AA Edit | Muslim quota quip stirs T-pot
Union home minister Amit Shah’s statement at a public meeting organised by the Telangana state BJP unit at Chevella as a build up to the Assembly elections slated for the end of this year, in which he called upon people to elect his party and have the first-ever saffron state government in a Telugu state, in return for which, the party-led government would abolish the existing four per cent quota for Muslims has stirred the proverbial political pot.
Mr Shah restated and reaffirmed the BJP stance that religion-based reservations have no place in India because they are against the constitution, and the only justification for granting quota is either the historical caste-based quota for SCs, STs and OBCs, or those introduced either for gender or based on economic backwardness.
The BJP leader argued in Telangana state, drawing a parallel to the situation in Karnataka, that the four per cent quota for Muslims is provided after robbing the share of Dalits and Backward Castes, and therefore, it should be restored.
Both the Congress party, which introduced the quota after it came to power in 2004 in the combined Andhra Pradesh state, and the AIMIM, which is a strong votary and proponent of Muslim community interests, have predictably come down heavily against the statement, dubbing it a kind of “hate speech”, and an attempt to polarise the elections. MIM leader and Hyderabad MP, besides calling the speech an “anti-Muslim hate speech”, also argued that the saffron party had no vision for Telangana state. The Congress party, which opposed the revocation of Muslim quota in neighbouring Karnataka, used the Supreme Court observations against it, observing the BJP government’s decision to transfer four per cent Muslim quota to the Lingayat and Vokkaliga communities as “flawed” and on a “highly shaky ground”.

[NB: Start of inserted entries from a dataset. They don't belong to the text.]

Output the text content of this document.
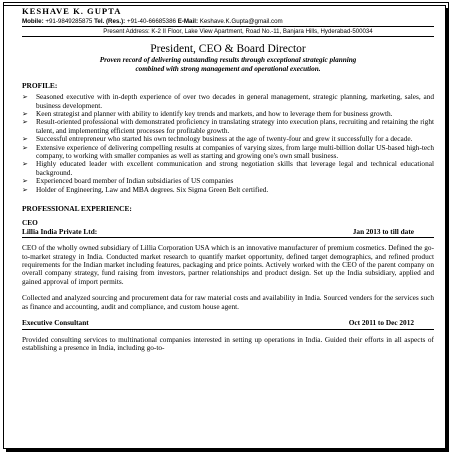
KESHAVE K. GUPTA
Mobile: +91-9849285875 Tel. (Res.): +91-40-66685386 E-Mail: Keshave.K.Gupta@gmail.com
Present Address: K-2 II Floor, Lake View Apartment, Road No.-11, Banjara Hills, Hyderabad-500034
President, CEO & Board Director
Proven record of delivering outstanding results through exceptional strategic planning
combined with strong management and operational execution.
PROFILE:
➢ Seasoned executive with in-depth experience of over two decades in general management, strategic planning, marketing, sales, and business development.
➢ Keen strategist and planner with ability to identify key trends and markets, and how to leverage them for business growth.
➢ Result-oriented professional with demonstrated proficiency in translating strategy into execution plans, recruiting and retaining the right talent, and implementing efficient processes for profitable growth.
➢ Successful entrepreneur who started his own technology business at the age of twenty-four and grew it successfully for a decade.
➢ Extensive experience of delivering compelling results at companies of varying sizes, from large multi-billion dollar US-based high-tech company, to working with smaller companies as well as starting and growing one's own small business.
➢ Highly educated leader with excellent communication and strong negotiation skills that leverage legal and technical educational background.
➢ Experienced board member of Indian subsidiaries of US companies
➢ Holder of Engineering, Law and MBA degrees. Six Sigma Green Belt certified.
PROFESSIONAL EXPERIENCE:
CEO
Lillia India Private Ltd:	Jan 2013 to till date
CEO of the wholly owned subsidiary of Lillia Corporation USA which is an innovative manufacturer of premium cosmetics. Defined the go-to-market strategy in India. Conducted market research to quantify market opportunity, defined target demographics, and refined product requirements for the Indian market including features, packaging and price points. Actively worked with the CEO of the parent company on overall company strategy, fund raising from investors, partner relationships and product design. Set up the India subsidiary, applied and gained approval of import permits.
Collected and analyzed sourcing and procurement data for raw material costs and availability in India. Sourced venders for the services such as finance and accounting, audit and compliance, and custom house agent.
Executive Consultant	Oct 2011 to Dec 2012
Provided consulting services to multinational companies interested in setting up operations in India. Guided their efforts in all aspects of establishing a presence in India, including go-to-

The ruling BRS government and party, which had a promise pending of increasing the Muslim quota from four to twelve, has not responded too strongly, basing their stance on the fact that the matter is under the scrutiny of the highest court. But the issue itself has rattled and shaken up the politics of Telangana state, leaving observers and common citizens fairly clear as to the battle lines along which the upcoming elections there would be fought on.